Los puentes de Madison

Por Maximiliano Mills – www.maxmills.com
Los puentes de Madison

Un amor fortuito, profundo, de esos que se dan una sola vez en la vida, es lo que se relata a la perfección en Los puentes de Madison (1995), un drama romántico —dirigido y actuado por Clint Eastwood— que seguramente quebrará hasta al menos sensible con su conmovedora trama.

Conectarme con la película fue instantáneo, debido a todos los años que fui fotógrafo/cronista freelance/nómade/viajero, igual con lo identificado que me sentí con la historia. Esa del trabajo soñado y la soledad… Y como siempre soñé con encontrar mi propia “Francesca”.

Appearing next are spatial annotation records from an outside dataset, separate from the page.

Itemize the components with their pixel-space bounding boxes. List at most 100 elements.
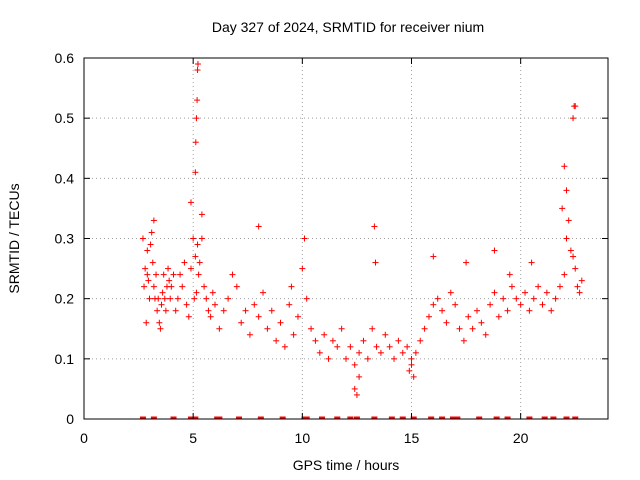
data-point [535,283,542,290]
x-axis-label: GPS time / hours [293,457,400,473]
data-point [145,277,152,284]
data-point [286,301,293,308]
y-tick-label: 0.2 [55,291,75,307]
data-point [268,307,275,314]
data-point [148,229,155,236]
data-point [452,301,459,308]
data-point [371,223,378,230]
data-point [255,223,262,230]
data-point [530,295,537,302]
data-point [391,355,398,362]
data-points [139,61,585,398]
data-point [294,313,301,320]
data-point [246,331,253,338]
data-point [207,313,214,320]
x-tick-label: 15 [404,430,420,446]
data-point [565,217,572,224]
data-point [399,349,406,356]
data-point [194,67,201,74]
data-point [372,259,379,266]
data-point [183,301,190,308]
data-point [167,295,174,302]
data-point [465,313,472,320]
data-point [460,337,467,344]
data-point [563,235,570,242]
data-point [290,331,297,338]
data-point [439,307,446,314]
data-point [338,325,345,332]
data-point [242,307,249,314]
data-point [469,325,476,332]
data-point [281,343,288,350]
data-point [225,295,232,302]
data-point [508,283,515,290]
data-point [166,277,173,284]
data-point [353,391,360,398]
data-point [425,313,432,320]
data-point [491,289,498,296]
chart-title: Day 327 of 2024, SRMTID for receiver niu… [212,19,484,35]
data-point [185,313,192,320]
data-point [205,307,212,314]
data-point [150,283,157,290]
data-point [478,319,485,326]
data-point [443,319,450,326]
data-point [155,295,162,302]
data-point [201,283,208,290]
data-point [177,271,184,278]
data-point [563,187,570,194]
data-point [421,325,428,332]
data-point [312,337,319,344]
data-point [572,265,579,272]
y-tick-label: 0.3 [55,231,75,247]
data-point [220,307,227,314]
data-point [570,115,577,122]
grid-lines [84,58,608,419]
data-point [139,235,146,242]
data-point [187,265,194,272]
y-tick-label: 0.6 [55,50,75,66]
data-point [154,307,161,314]
data-point [325,355,332,362]
y-tick-label: 0.1 [55,351,75,367]
data-point [434,295,441,302]
x-tick-label: 0 [80,430,88,446]
data-point [193,289,200,296]
data-point [147,241,154,248]
plot-frame [83,57,609,420]
data-point [410,373,417,380]
data-point [174,295,181,302]
data-point [408,355,415,362]
axis-ticks: 0 0.1 0.2 0.3 0.4 0.5 0.6 0 5 10 15 20 [55,50,608,446]
data-point [192,169,199,176]
data-point [377,349,384,356]
data-point [373,343,380,350]
data-point [559,205,566,212]
data-point [395,337,402,344]
data-point [570,253,577,260]
data-point [430,253,437,260]
data-point [195,271,202,278]
data-point [556,283,563,290]
data-point [513,295,520,302]
data-point [158,301,165,308]
data-point [528,259,535,266]
data-point [187,199,194,206]
data-point [238,319,245,326]
data-point [356,373,363,380]
data-point [153,271,160,278]
data-point [264,325,271,332]
data-point [351,361,358,368]
data-point [165,265,172,272]
data-point [203,295,210,302]
y-tick-label: 0.4 [55,170,75,186]
data-point [288,283,295,290]
data-point [386,343,393,350]
data-point [157,325,164,332]
data-point [229,271,236,278]
data-point [194,97,201,104]
data-point [277,319,284,326]
y-tick-label: 0 [66,411,74,427]
data-point [170,271,177,278]
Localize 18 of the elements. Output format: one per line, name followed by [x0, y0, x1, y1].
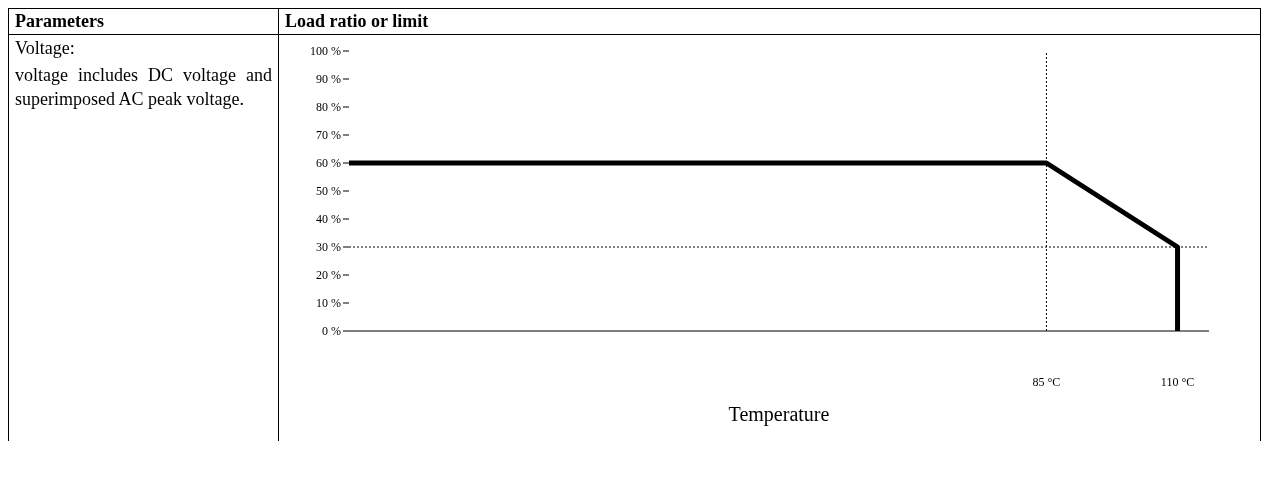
text: Parameters	[9, 9, 279, 34]
x-tick-label: 85 °C	[1032, 374, 1061, 389]
chart-title: Load ratio or limit	[284, 10, 430, 33]
y-tick-label: 20 %	[316, 268, 341, 283]
y-tick-label: 60 %	[316, 156, 341, 171]
y-tick-label: 0 %	[322, 324, 341, 339]
y-tick-label: 50 %	[316, 184, 341, 199]
y-tick-label: 30 %	[316, 240, 341, 255]
y-tick-label: 70 %	[316, 128, 341, 143]
text: Voltage:	[15, 37, 76, 60]
x-axis-title: Temperature	[728, 403, 830, 426]
y-tick-label: 90 %	[316, 72, 341, 87]
x-tick-label: 110 °C	[1160, 374, 1195, 389]
y-tick-label: 80 %	[316, 100, 341, 115]
text: voltage includes DC voltage and superimposed AC peak voltage.	[15, 64, 272, 111]
y-tick-label: 100 %	[310, 44, 341, 59]
y-tick-label: 40 %	[316, 212, 341, 227]
y-tick-label: 10 %	[316, 296, 341, 311]
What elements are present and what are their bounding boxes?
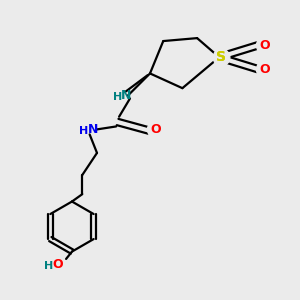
Text: S: S — [216, 50, 226, 64]
Text: N: N — [87, 123, 98, 136]
Text: O: O — [260, 39, 270, 52]
Text: H: H — [79, 126, 88, 136]
Text: O: O — [151, 123, 161, 136]
Text: S: S — [216, 50, 226, 64]
Text: H: H — [44, 261, 53, 271]
Text: O: O — [260, 62, 270, 76]
Text: N: N — [121, 89, 132, 102]
Text: H: H — [113, 92, 122, 102]
Text: O: O — [52, 258, 63, 271]
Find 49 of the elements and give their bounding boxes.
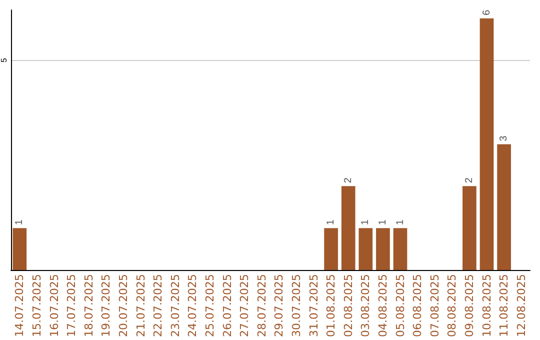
- data-label: 1: [360, 219, 372, 226]
- data-label: 2: [464, 177, 475, 184]
- bar: [324, 228, 338, 270]
- data-label: 1: [14, 219, 26, 226]
- x-tick-label: 12.08.2025: [514, 274, 528, 337]
- x-tick-label: 09.08.2025: [462, 274, 476, 337]
- y-tick-label: 5: [0, 58, 8, 63]
- x-tick-label: 31.07.2025: [307, 274, 320, 337]
- x-tick-label: 20.07.2025: [116, 274, 130, 337]
- x-tick-label: 26.07.2025: [220, 274, 234, 337]
- x-tick-label: 18.07.2025: [82, 274, 96, 337]
- x-tick-label: 23.07.2025: [168, 274, 182, 337]
- x-tick-label: 22.07.2025: [152, 274, 165, 337]
- x-tick-label: 25.07.2025: [203, 274, 216, 337]
- x-tick-label: 21.07.2025: [134, 274, 148, 337]
- x-tick-label: 03.08.2025: [359, 274, 372, 337]
- x-tick-label: 06.08.2025: [411, 274, 424, 337]
- x-tick-label: 29.07.2025: [272, 274, 286, 337]
- bar: [341, 186, 356, 270]
- x-tick-label: 07.08.2025: [428, 274, 442, 337]
- data-label: 2: [342, 177, 354, 184]
- data-label: 3: [498, 135, 510, 142]
- bar: [376, 228, 390, 270]
- x-tick-label: 02.08.2025: [342, 274, 355, 337]
- x-tick-label: 01.08.2025: [324, 274, 338, 337]
- bar: [480, 18, 494, 270]
- data-label: 1: [326, 219, 337, 226]
- bar: [358, 228, 373, 270]
- data-label: 1: [377, 219, 388, 226]
- x-tick-label: 28.07.2025: [255, 274, 268, 337]
- x-tick-label: 05.08.2025: [394, 274, 407, 337]
- data-label: 6: [481, 9, 492, 16]
- x-tick-label: 17.07.2025: [65, 274, 78, 337]
- x-tick-label: 14.07.2025: [13, 274, 26, 337]
- x-tick-label: 30.07.2025: [290, 274, 303, 337]
- x-tick-label: 19.07.2025: [100, 274, 113, 337]
- bar: [497, 144, 511, 270]
- bar: [12, 228, 27, 270]
- x-tick-label: 10.08.2025: [480, 274, 494, 337]
- x-tick-label: 27.07.2025: [238, 274, 252, 337]
- x-tick-label: 16.07.2025: [48, 274, 61, 337]
- x-tick-label: 15.07.2025: [30, 274, 44, 337]
- x-tick-label: 04.08.2025: [376, 274, 390, 337]
- bar: [462, 186, 476, 270]
- x-tick-label: 08.08.2025: [446, 274, 459, 337]
- x-tick-label: 11.08.2025: [498, 274, 511, 337]
- x-tick-label: 24.07.2025: [186, 274, 200, 337]
- data-label: 1: [394, 219, 406, 226]
- bar: [393, 228, 408, 270]
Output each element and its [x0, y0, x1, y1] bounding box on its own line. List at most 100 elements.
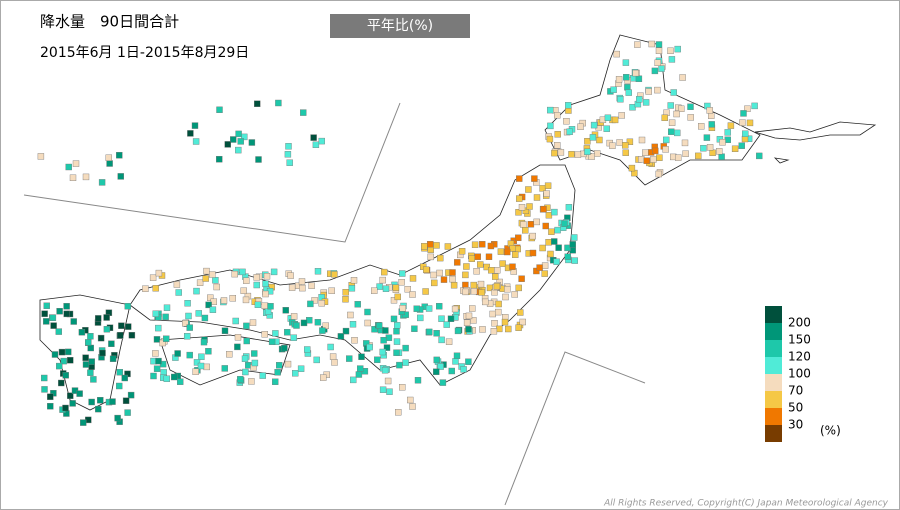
station — [187, 130, 194, 137]
station — [590, 121, 598, 129]
station — [307, 300, 314, 308]
station — [610, 86, 617, 93]
inset-frame — [23, 102, 401, 243]
station — [460, 366, 467, 373]
station — [744, 105, 751, 113]
station — [546, 135, 554, 143]
station — [658, 65, 665, 72]
station — [404, 286, 411, 293]
station — [255, 156, 262, 163]
station — [436, 269, 443, 277]
station — [656, 154, 663, 161]
station — [390, 297, 398, 304]
station — [504, 286, 511, 293]
station — [449, 269, 456, 276]
station — [742, 130, 749, 137]
station — [153, 336, 161, 343]
station — [478, 289, 485, 296]
station — [458, 247, 466, 255]
station — [381, 268, 388, 276]
station — [577, 123, 584, 131]
station — [284, 151, 292, 158]
station — [515, 209, 522, 216]
station — [462, 271, 469, 279]
station — [638, 156, 645, 163]
station — [565, 204, 573, 211]
station — [463, 263, 470, 270]
station — [724, 136, 731, 144]
station — [569, 241, 576, 248]
legend-swatch — [765, 340, 782, 357]
station — [386, 388, 393, 395]
station — [409, 403, 416, 410]
station — [454, 259, 461, 266]
station — [350, 277, 358, 284]
station — [502, 293, 509, 301]
legend-swatch — [765, 408, 782, 425]
station — [706, 107, 713, 114]
station — [152, 285, 159, 292]
station — [342, 289, 349, 296]
station — [193, 359, 201, 366]
station — [564, 244, 571, 252]
station — [88, 398, 95, 406]
station — [433, 368, 440, 375]
station — [422, 288, 429, 295]
station — [64, 348, 72, 356]
station — [50, 322, 57, 329]
station — [251, 359, 259, 367]
station — [468, 255, 475, 263]
station — [616, 139, 623, 146]
station — [254, 301, 262, 308]
station — [548, 228, 555, 235]
station — [727, 122, 735, 129]
station — [43, 302, 50, 309]
station — [318, 300, 325, 307]
station — [209, 306, 217, 313]
station — [517, 309, 524, 316]
station — [350, 376, 357, 384]
station — [477, 261, 484, 268]
station — [489, 310, 496, 318]
station — [293, 322, 300, 329]
station — [116, 151, 123, 159]
legend-label: 200 — [788, 316, 811, 330]
station — [87, 333, 94, 340]
station — [555, 244, 562, 251]
station — [596, 136, 603, 144]
station — [243, 277, 250, 284]
station — [604, 114, 612, 122]
station — [450, 282, 458, 289]
station — [63, 303, 70, 310]
station — [673, 110, 680, 118]
station — [479, 241, 486, 248]
station — [284, 360, 292, 368]
mode-button[interactable] — [330, 14, 470, 38]
station — [382, 327, 389, 334]
station — [371, 287, 378, 294]
station — [515, 284, 522, 292]
station — [444, 243, 452, 250]
station — [155, 357, 162, 365]
station — [545, 238, 552, 246]
station — [515, 324, 522, 331]
station — [709, 149, 716, 157]
station — [162, 335, 170, 342]
station — [515, 234, 522, 242]
station — [393, 328, 400, 335]
station — [445, 338, 453, 345]
mode-button-label[interactable]: 平年比(%) — [367, 18, 433, 34]
station — [224, 141, 232, 148]
station — [118, 322, 125, 329]
station — [564, 253, 571, 260]
station — [205, 348, 212, 355]
station — [739, 119, 746, 126]
station — [351, 337, 358, 344]
station — [67, 392, 74, 399]
station — [163, 375, 171, 382]
station — [392, 284, 400, 291]
station — [622, 59, 630, 66]
station — [487, 242, 495, 250]
period: 2015年6月 1日-2015年8月29日 — [40, 45, 249, 61]
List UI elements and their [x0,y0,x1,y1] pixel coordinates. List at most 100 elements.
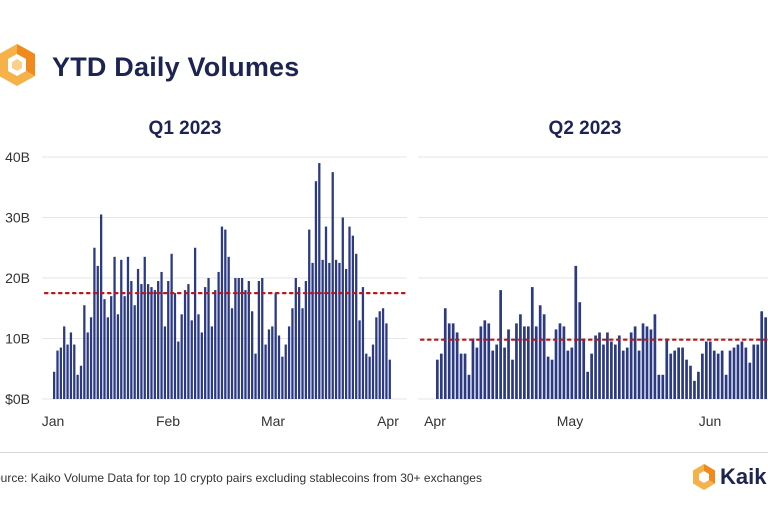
q1-volume-bar [331,172,334,400]
q1-volume-bar [324,226,328,399]
source-note: ource: Kaiko Volume Data for top 10 cryp… [0,471,482,485]
q2-volume-bar [602,344,605,399]
q2-volume-bar [744,347,748,399]
q2-volume-bar [467,374,471,399]
q1-volume-bar [200,332,203,399]
q1-volume-bar [113,256,116,399]
q2-volume-bar [653,314,657,399]
q1-volume-bar [301,308,304,399]
q1-volume-bar [371,344,375,399]
q2-volume-bar [614,344,617,399]
q1-volume-bar [304,281,308,399]
q1-volume-bar [163,326,167,399]
q2-volume-bar [590,353,593,400]
q1-volume-bar [157,281,160,399]
q2-volume-bar [534,326,538,399]
q2-volume-bar [574,265,578,399]
q1-volume-bar [240,278,244,399]
q1-volume-bar [311,262,314,400]
q2-volume-bar [570,347,574,399]
q1-volume-bar [328,262,331,400]
q2-volume-bar [538,305,542,399]
q2-volume-bar [681,347,684,399]
q1-volume-bar [89,317,93,399]
q1-volume-bar [381,308,385,399]
q2-volume-bar [764,317,767,399]
q2-volume-bar [649,329,653,399]
q1-volume-bar [96,265,99,399]
q2-volume-bar [519,314,522,399]
q2-volume-bar [459,353,463,400]
q1-volume-bar [378,311,381,399]
q1-volume-bar [345,268,348,399]
q2-volume-bar [625,347,629,399]
q1-volume-bar [267,329,271,399]
q1-volume-bar [385,323,388,400]
q2-volume-bar [511,359,514,399]
q1-volume-bar [234,278,237,399]
q2-volume-bar [728,350,732,399]
q1-volume-bar [217,271,220,399]
q1-volume-bar [351,235,354,399]
q2-volume-bar [677,347,680,399]
q1-x-tick-label: Mar [261,413,285,429]
q2-volume-bar [546,356,550,399]
q1-volume-bar [284,344,287,399]
q1-volume-bar [264,344,267,399]
q2-volume-bar [566,350,570,399]
q1-volume-bar [251,311,254,399]
q1-volume-bar [86,332,89,399]
q2-volume-bar [693,380,696,399]
q1-y-tick-label: 10B [5,331,30,347]
q2-volume-bar [495,344,499,399]
q1-volume-bar [204,287,207,399]
q1-volume-bar [281,356,284,399]
q1-volume-bar [375,317,378,399]
q2-volume-bar [748,362,752,399]
q2-volume-bar [617,335,621,399]
q2-volume-bar [447,323,451,400]
kaiko-brand: Kaik [690,462,768,492]
q1-volume-bar [207,278,210,399]
q2-volume-bar [685,359,688,399]
q2-volume-bar [594,335,597,399]
q1-volume-bar [153,290,156,399]
q1-volume-bar [224,229,227,399]
q1-volume-bar [237,278,240,399]
q1-volume-bar [338,262,341,400]
q1-volume-bar [53,371,56,399]
q1-volume-bar [318,163,321,399]
q2-volume-bar [455,332,459,399]
kaiko-wordmark: Kaik [720,464,767,489]
q1-volume-bar [83,305,86,399]
q2-volume-bar [439,353,443,400]
q2-volume-bar [483,320,487,399]
q1-volume-bar [69,332,73,399]
q1-volume-bar [368,356,371,399]
q1-volume-bar [187,284,190,399]
q2-volume-bar [523,326,526,399]
kaiko-hexagon-icon [693,464,715,490]
q2-volume-bar [471,338,475,399]
q2-volume-bar [598,332,601,399]
q1-volume-bar [160,271,163,399]
q2-volume-bar [736,344,740,399]
q2-volume-bar [578,302,582,399]
q1-volume-bar [66,344,69,399]
q2-volume-bar [712,350,716,399]
q2-volume-bar [760,311,764,399]
q1-volume-bar [348,226,351,399]
q1-volume-bar [120,259,123,399]
q2-volume-bar [641,323,645,400]
q1-volume-bar [173,293,177,400]
q1-y-tick-label: 30B [5,210,30,226]
q1-y-tick-label: 20B [5,270,30,286]
q1-volume-bar [103,299,106,399]
q2-x-tick-label: Jun [699,413,722,429]
q2-volume-bar [542,314,546,399]
q1-volume-bar [314,181,318,399]
q1-volume-bar [59,347,62,399]
q2-volume-bar [436,359,439,399]
q2-volume-bar [586,371,589,399]
q1-volume-bar [193,247,197,399]
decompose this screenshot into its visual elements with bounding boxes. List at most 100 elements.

La historia comienza en Iowa, Estados Unidos, cuando Francesca (Meryl Streep), una dueña de casa, se queda sola por cuatro días mientras su familia va a concursar a una feria con el novillo de su hija. Pero aunque los despide como un día cualquiera, en su interior Francesca se siente frustrada de que no la valore su esposo ni sus hijos adolescentes y ve cómo los años la han atraparon en un conservador pueblo y en una vida que no se imaginaba.

Esto cambiará cuando llegue a su puerta el especial Robert Kincaid (Clint Eastwood), un fotógrafo de la famosa revista National Geographic, quien ha venido a la zona para hacer un reportaje sobre los puentes techados del condado de Madison. Un hombre de mundo, que ha viajado por muchos países, apasionado con su trabajo, que le recordará a Francesca su infancia en Italia, y todo lo que alguna vez soñó con hacer. Por eso, y sin pensarlo, comenzarán una profunda e intensa relación, pero que lamentablemente para ellos tiene fecha de término.

La tranquilidad y las miradas de Eastwood, la dureza y emotividad de Streep, se mezclan a la perfección en una película que entre sus diálogos, música e imágenes dejan un nudo en la garganta (sobre todo la escena cuando Robert la espera empapado bajo la lluvia). Uno de sus grandes méritos es que relata un amor verdadero, de pareja, pero que logra ir más allá y demostrar qué es lo uno estaría dispuesto a hacer por los hijos.

A veces pienso que la segunda capa es la de una película sobre tomar decisiones en la vida. He conocido algunas Francescas a las cuales he colgado el rosario del espejo de mi auto… pero ninguna se bajó del suyo… faltó coraje, valentía, convencimiento… el mismo que yo siempre les ofrecí.